Changed Debate
Charles Krauthammer devotes his column this week to the sudden change in the tone about Iraq coming out of Washington. He calls it the beginning of a rational debate on the war. (I don't know if I would personally go that far just yet.) He notes the sudden veering of many war critics away from the precipice the leftward marching Congressional Democratic leadership has been marching toward.
WASHINGTON — After months of surreality, the Iraq debate has quite abruptly acquired a relationship to reality. Following the Democratic victory last November, panicked Republican senators began rifling the thesaurus to find exactly the right phrase to express exactly the right nuance to establish exactly the right distance from the president's Iraq policy, while Murtha Democrats searched for exactly the right legislative ruse to force a retreat from Iraq without appearing to do so.
In the last month, however, as a consensus has emerged about realities on the ground in Iraq, a reasoned debate has begun. A number of fair-minded observers, both critics and supporters of the war, agree that the surge has yielded considerable military progress, while at the national political level the Maliki government remains a disaster.

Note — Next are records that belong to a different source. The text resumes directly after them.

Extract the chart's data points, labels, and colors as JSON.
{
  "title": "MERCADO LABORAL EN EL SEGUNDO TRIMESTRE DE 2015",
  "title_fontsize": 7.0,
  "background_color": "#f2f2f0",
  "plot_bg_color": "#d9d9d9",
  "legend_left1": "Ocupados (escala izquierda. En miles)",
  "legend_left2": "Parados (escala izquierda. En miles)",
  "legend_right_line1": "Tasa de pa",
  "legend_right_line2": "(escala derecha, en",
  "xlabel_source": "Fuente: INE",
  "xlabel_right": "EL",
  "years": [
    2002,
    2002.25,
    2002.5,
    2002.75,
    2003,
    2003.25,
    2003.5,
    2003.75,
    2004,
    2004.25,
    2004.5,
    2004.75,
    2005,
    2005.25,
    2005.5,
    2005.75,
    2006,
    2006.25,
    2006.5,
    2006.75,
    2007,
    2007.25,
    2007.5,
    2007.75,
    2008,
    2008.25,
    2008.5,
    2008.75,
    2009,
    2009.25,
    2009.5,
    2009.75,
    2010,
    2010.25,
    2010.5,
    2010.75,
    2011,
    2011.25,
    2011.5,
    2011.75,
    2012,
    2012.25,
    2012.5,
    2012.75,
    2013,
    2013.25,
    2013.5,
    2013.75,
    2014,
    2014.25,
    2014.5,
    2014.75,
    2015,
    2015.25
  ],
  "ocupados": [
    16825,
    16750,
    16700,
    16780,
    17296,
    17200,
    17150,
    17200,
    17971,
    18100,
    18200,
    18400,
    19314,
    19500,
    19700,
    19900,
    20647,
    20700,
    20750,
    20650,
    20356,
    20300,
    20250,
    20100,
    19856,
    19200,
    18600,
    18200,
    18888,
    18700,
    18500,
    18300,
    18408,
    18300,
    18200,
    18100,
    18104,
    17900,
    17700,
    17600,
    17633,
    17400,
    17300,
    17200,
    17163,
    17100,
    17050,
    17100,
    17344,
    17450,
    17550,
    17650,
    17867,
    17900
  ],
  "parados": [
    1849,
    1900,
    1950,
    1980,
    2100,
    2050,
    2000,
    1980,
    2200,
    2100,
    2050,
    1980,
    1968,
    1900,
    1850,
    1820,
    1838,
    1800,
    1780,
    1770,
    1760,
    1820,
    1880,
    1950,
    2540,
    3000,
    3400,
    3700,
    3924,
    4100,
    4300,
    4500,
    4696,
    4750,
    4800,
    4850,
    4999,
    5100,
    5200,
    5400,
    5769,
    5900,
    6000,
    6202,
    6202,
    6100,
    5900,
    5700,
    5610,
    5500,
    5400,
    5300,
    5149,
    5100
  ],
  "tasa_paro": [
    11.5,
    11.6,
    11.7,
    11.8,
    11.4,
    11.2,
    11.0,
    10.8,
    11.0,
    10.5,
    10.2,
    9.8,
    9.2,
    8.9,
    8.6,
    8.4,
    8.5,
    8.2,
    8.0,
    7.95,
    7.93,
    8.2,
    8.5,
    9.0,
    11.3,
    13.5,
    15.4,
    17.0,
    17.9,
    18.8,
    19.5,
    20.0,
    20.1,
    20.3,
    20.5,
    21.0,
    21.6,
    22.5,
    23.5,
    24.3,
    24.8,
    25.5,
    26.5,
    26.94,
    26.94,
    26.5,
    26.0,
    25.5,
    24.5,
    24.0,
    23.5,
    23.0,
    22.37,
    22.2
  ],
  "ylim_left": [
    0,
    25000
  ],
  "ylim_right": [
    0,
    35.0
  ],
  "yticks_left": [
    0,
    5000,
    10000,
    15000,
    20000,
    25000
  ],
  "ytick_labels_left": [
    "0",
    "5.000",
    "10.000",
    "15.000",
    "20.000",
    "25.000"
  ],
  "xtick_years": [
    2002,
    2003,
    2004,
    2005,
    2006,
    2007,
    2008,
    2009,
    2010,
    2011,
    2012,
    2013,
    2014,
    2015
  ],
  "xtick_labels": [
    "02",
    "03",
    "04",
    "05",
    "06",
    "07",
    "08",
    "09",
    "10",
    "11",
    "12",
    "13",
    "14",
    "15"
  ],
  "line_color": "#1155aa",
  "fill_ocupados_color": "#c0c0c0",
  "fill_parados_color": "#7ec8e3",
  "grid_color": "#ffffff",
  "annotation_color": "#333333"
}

The latest report from the battlefield is from Carl Levin, Democratic chairman of the Senate Armed Services Committee and a strong Iraq War critic. He returned saying essentially what we have heard from Michael O'Hanlon and Kenneth Pollack of the Brookings Institution and various liberal congressmen, the latest being Brian Baird, D-Wash.: Al-Qaeda has been seriously set back as Sunni tribal leaders in Anbar, Diyala and other provinces switched from the insurgency to our side.

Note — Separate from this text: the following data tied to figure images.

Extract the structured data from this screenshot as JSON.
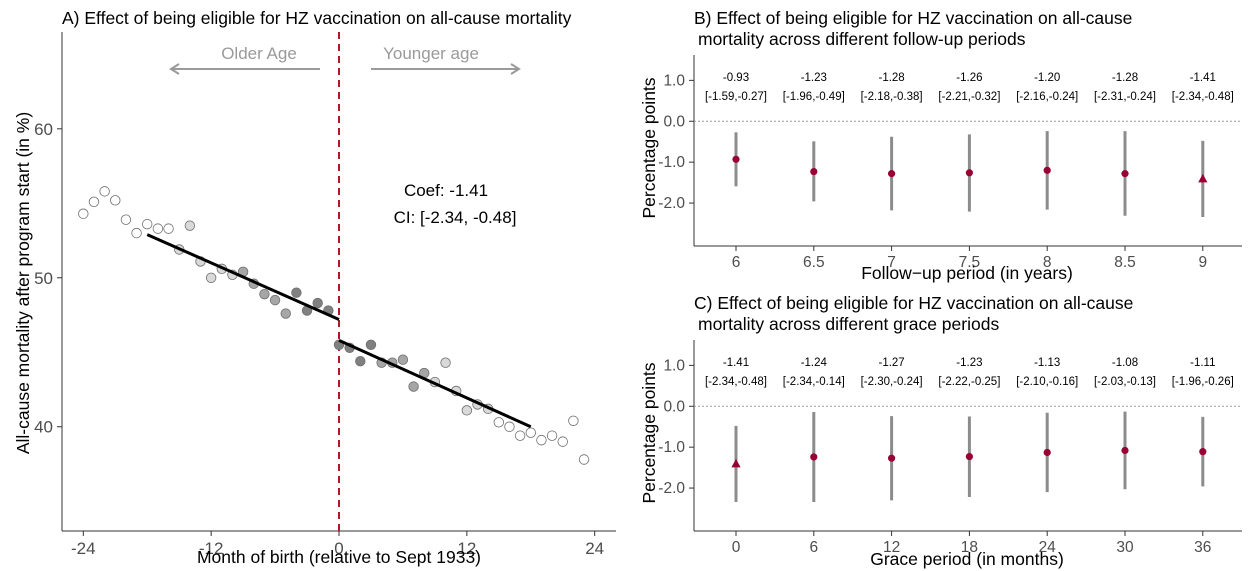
{
  "chart_data": [
    {
      "id": "A",
      "type": "scatter",
      "title": "A) Effect of being eligible for HZ vaccination on all-cause mortality",
      "xlabel": "Month of birth (relative to Sept 1933)",
      "ylabel": "All-cause mortality after program start (in %)",
      "xlim": [
        -26,
        26
      ],
      "ylim": [
        33,
        66.5
      ],
      "x_ticks": [
        -24,
        -12,
        0,
        12,
        24
      ],
      "y_ticks": [
        40,
        50,
        60
      ],
      "cutoff": 0,
      "annotations": {
        "left_arrow_label": "Older Age",
        "right_arrow_label": "Younger age",
        "coef_text": "Coef: -1.41",
        "ci_text": "CI: [-2.34, -0.48]"
      },
      "points": [
        {
          "x": -24,
          "y": 54.3,
          "shade": "open"
        },
        {
          "x": -23,
          "y": 55.1,
          "shade": "open"
        },
        {
          "x": -22,
          "y": 55.8,
          "shade": "open"
        },
        {
          "x": -21,
          "y": 55.2,
          "shade": "open"
        },
        {
          "x": -20,
          "y": 53.9,
          "shade": "open"
        },
        {
          "x": -19,
          "y": 53.0,
          "shade": "open"
        },
        {
          "x": -18,
          "y": 53.6,
          "shade": "open"
        },
        {
          "x": -17,
          "y": 53.3,
          "shade": "open"
        },
        {
          "x": -16,
          "y": 53.3,
          "shade": "open"
        },
        {
          "x": -15,
          "y": 51.9,
          "shade": "light"
        },
        {
          "x": -14,
          "y": 53.5,
          "shade": "light"
        },
        {
          "x": -13,
          "y": 51.1,
          "shade": "light"
        },
        {
          "x": -12,
          "y": 50.0,
          "shade": "light"
        },
        {
          "x": -11,
          "y": 50.6,
          "shade": "light"
        },
        {
          "x": -10,
          "y": 50.2,
          "shade": "light"
        },
        {
          "x": -9,
          "y": 50.4,
          "shade": "mid"
        },
        {
          "x": -8,
          "y": 49.6,
          "shade": "mid"
        },
        {
          "x": -7,
          "y": 48.9,
          "shade": "mid"
        },
        {
          "x": -6,
          "y": 48.5,
          "shade": "mid"
        },
        {
          "x": -5,
          "y": 47.6,
          "shade": "mid"
        },
        {
          "x": -4,
          "y": 49.0,
          "shade": "dark"
        },
        {
          "x": -3,
          "y": 47.8,
          "shade": "dark"
        },
        {
          "x": -2,
          "y": 48.3,
          "shade": "dark"
        },
        {
          "x": -1,
          "y": 47.8,
          "shade": "dark"
        },
        {
          "x": 0,
          "y": 45.5,
          "shade": "dark"
        },
        {
          "x": 1,
          "y": 45.3,
          "shade": "dark"
        },
        {
          "x": 2,
          "y": 44.4,
          "shade": "dark"
        },
        {
          "x": 3,
          "y": 45.5,
          "shade": "dark"
        },
        {
          "x": 4,
          "y": 44.3,
          "shade": "mid"
        },
        {
          "x": 5,
          "y": 44.3,
          "shade": "mid"
        },
        {
          "x": 6,
          "y": 44.5,
          "shade": "mid"
        },
        {
          "x": 7,
          "y": 42.7,
          "shade": "mid"
        },
        {
          "x": 8,
          "y": 43.6,
          "shade": "mid"
        },
        {
          "x": 9,
          "y": 43.0,
          "shade": "light"
        },
        {
          "x": 10,
          "y": 44.3,
          "shade": "light"
        },
        {
          "x": 11,
          "y": 42.4,
          "shade": "light"
        },
        {
          "x": 12,
          "y": 41.1,
          "shade": "light"
        },
        {
          "x": 13,
          "y": 41.5,
          "shade": "light"
        },
        {
          "x": 14,
          "y": 41.2,
          "shade": "light"
        },
        {
          "x": 15,
          "y": 40.3,
          "shade": "open"
        },
        {
          "x": 16,
          "y": 40.0,
          "shade": "open"
        },
        {
          "x": 17,
          "y": 39.4,
          "shade": "open"
        },
        {
          "x": 18,
          "y": 39.6,
          "shade": "open"
        },
        {
          "x": 19,
          "y": 39.1,
          "shade": "open"
        },
        {
          "x": 20,
          "y": 39.4,
          "shade": "open"
        },
        {
          "x": 21,
          "y": 39.0,
          "shade": "open"
        },
        {
          "x": 22,
          "y": 40.4,
          "shade": "open"
        },
        {
          "x": 23,
          "y": 37.8,
          "shade": "open"
        }
      ],
      "fit_lines": [
        {
          "x": [
            -18,
            0
          ],
          "y": [
            52.9,
            47.2
          ]
        },
        {
          "x": [
            0,
            18
          ],
          "y": [
            45.8,
            40.0
          ]
        }
      ],
      "colors": {
        "cutoff": "#b2182b",
        "arrows": "#9a9a9a",
        "fit": "#000000"
      }
    },
    {
      "id": "B",
      "type": "scatter",
      "title_lines": [
        "B) Effect of being eligible for HZ vaccination on all-cause",
        "mortality across different follow-up periods"
      ],
      "xlabel": "Follow−up period (in years)",
      "ylabel": "Percentage points",
      "ylim": [
        -3.05,
        1.62
      ],
      "y_ticks": [
        1.0,
        0.0,
        -1.0,
        -2.0
      ],
      "y_tick_labels": [
        "1.0",
        "0.0",
        "-1.0",
        "-2.0"
      ],
      "categories": [
        "6",
        "6.5",
        "7",
        "7.5",
        "8",
        "8.5",
        "9"
      ],
      "estimates": [
        -0.93,
        -1.23,
        -1.28,
        -1.26,
        -1.2,
        -1.28,
        -1.41
      ],
      "ci_low": [
        -1.59,
        -1.96,
        -2.18,
        -2.21,
        -2.16,
        -2.31,
        -2.34
      ],
      "ci_high": [
        -0.27,
        -0.49,
        -0.38,
        -0.32,
        -0.24,
        -0.24,
        -0.48
      ],
      "estimate_labels": [
        "-0.93",
        "-1.23",
        "-1.28",
        "-1.26",
        "-1.20",
        "-1.28",
        "-1.41"
      ],
      "ci_labels": [
        "[-1.59,-0.27]",
        "[-1.96,-0.49]",
        "[-2.18,-0.38]",
        "[-2.21,-0.32]",
        "[-2.16,-0.24]",
        "[-2.31,-0.24]",
        "[-2.34,-0.48]"
      ],
      "markers": [
        "circle",
        "circle",
        "circle",
        "circle",
        "circle",
        "circle",
        "triangle"
      ],
      "colors": {
        "point": "#990033",
        "interval": "#8c8c8c"
      }
    },
    {
      "id": "C",
      "type": "scatter",
      "title_lines": [
        "C) Effect of being eligible for HZ vaccination on all-cause",
        "mortality across different grace periods"
      ],
      "xlabel": "Grace period (in months)",
      "ylabel": "Percentage points",
      "ylim": [
        -3.05,
        1.62
      ],
      "y_ticks": [
        1.0,
        0.0,
        -1.0,
        -2.0
      ],
      "y_tick_labels": [
        "1.0",
        "0.0",
        "-1.0",
        "-2.0"
      ],
      "categories": [
        "0",
        "6",
        "12",
        "18",
        "24",
        "30",
        "36"
      ],
      "estimates": [
        -1.41,
        -1.24,
        -1.27,
        -1.23,
        -1.13,
        -1.08,
        -1.11
      ],
      "ci_low": [
        -2.34,
        -2.34,
        -2.3,
        -2.22,
        -2.1,
        -2.03,
        -1.96
      ],
      "ci_high": [
        -0.48,
        -0.14,
        -0.24,
        -0.25,
        -0.16,
        -0.13,
        -0.26
      ],
      "estimate_labels": [
        "-1.41",
        "-1.24",
        "-1.27",
        "-1.23",
        "-1.13",
        "-1.08",
        "-1.11"
      ],
      "ci_labels": [
        "[-2.34,-0.48]",
        "[-2.34,-0.14]",
        "[-2.30,-0.24]",
        "[-2.22,-0.25]",
        "[-2.10,-0.16]",
        "[-2.03,-0.13]",
        "[-1.96,-0.26]"
      ],
      "markers": [
        "triangle",
        "circle",
        "circle",
        "circle",
        "circle",
        "circle",
        "circle"
      ],
      "colors": {
        "point": "#990033",
        "interval": "#8c8c8c"
      }
    }
  ]
}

The song from the Washington politicians has changed. Now there appears to be a growing choir singing the praises of American troops making real progress while simultaneously damning the Maliki government for "doing nothing". (I point out, yet again, that I think that is a really foolish tack for the Congress – either party – to take given their bleak track record of accomplishments.) That appears to be the "rational discourse" that has been settled on. Taking that as a starting point, various people are flogging that in various directions. I suppose it is at least a start. But Krauthammer also points out one undeniable fact:
Serious people like Levin argue that with a nonfunctional and sectarian Baghdad government, we can never achieve national reconciliation. Thus the current military successes will prove ephemeral.
The problem with this argument is that it confuses long term and short term. In the longer run, there must be a national unity government. But in the shorter term, our assumption that a national unity government is required to pacify the Sunni insurgency turned out to be false. The Sunnis have turned against al-Qaeda and are gradually switching sides in the absence of any oil, federalism or de-Baathification deal coming out of Baghdad.
In the interim, the surge is advancing our two immediate objectives in Iraq: (a) to defeat al-Qaeda in Iraq and prevent the emergence of an al-Qaeda mini-state, and (b) to pacify the Sunni insurgency, which began the post-liberation downward spiral of sectarian bloodshed, economic stagnation and aborted reconstruction.
The surge is working despite the lack of progress on the political side. That's an important point to remember when you hear all the pontificating and spin from the politicians. There will be a lot of very serious pronouncements and firm positions taken, but that fact really matters.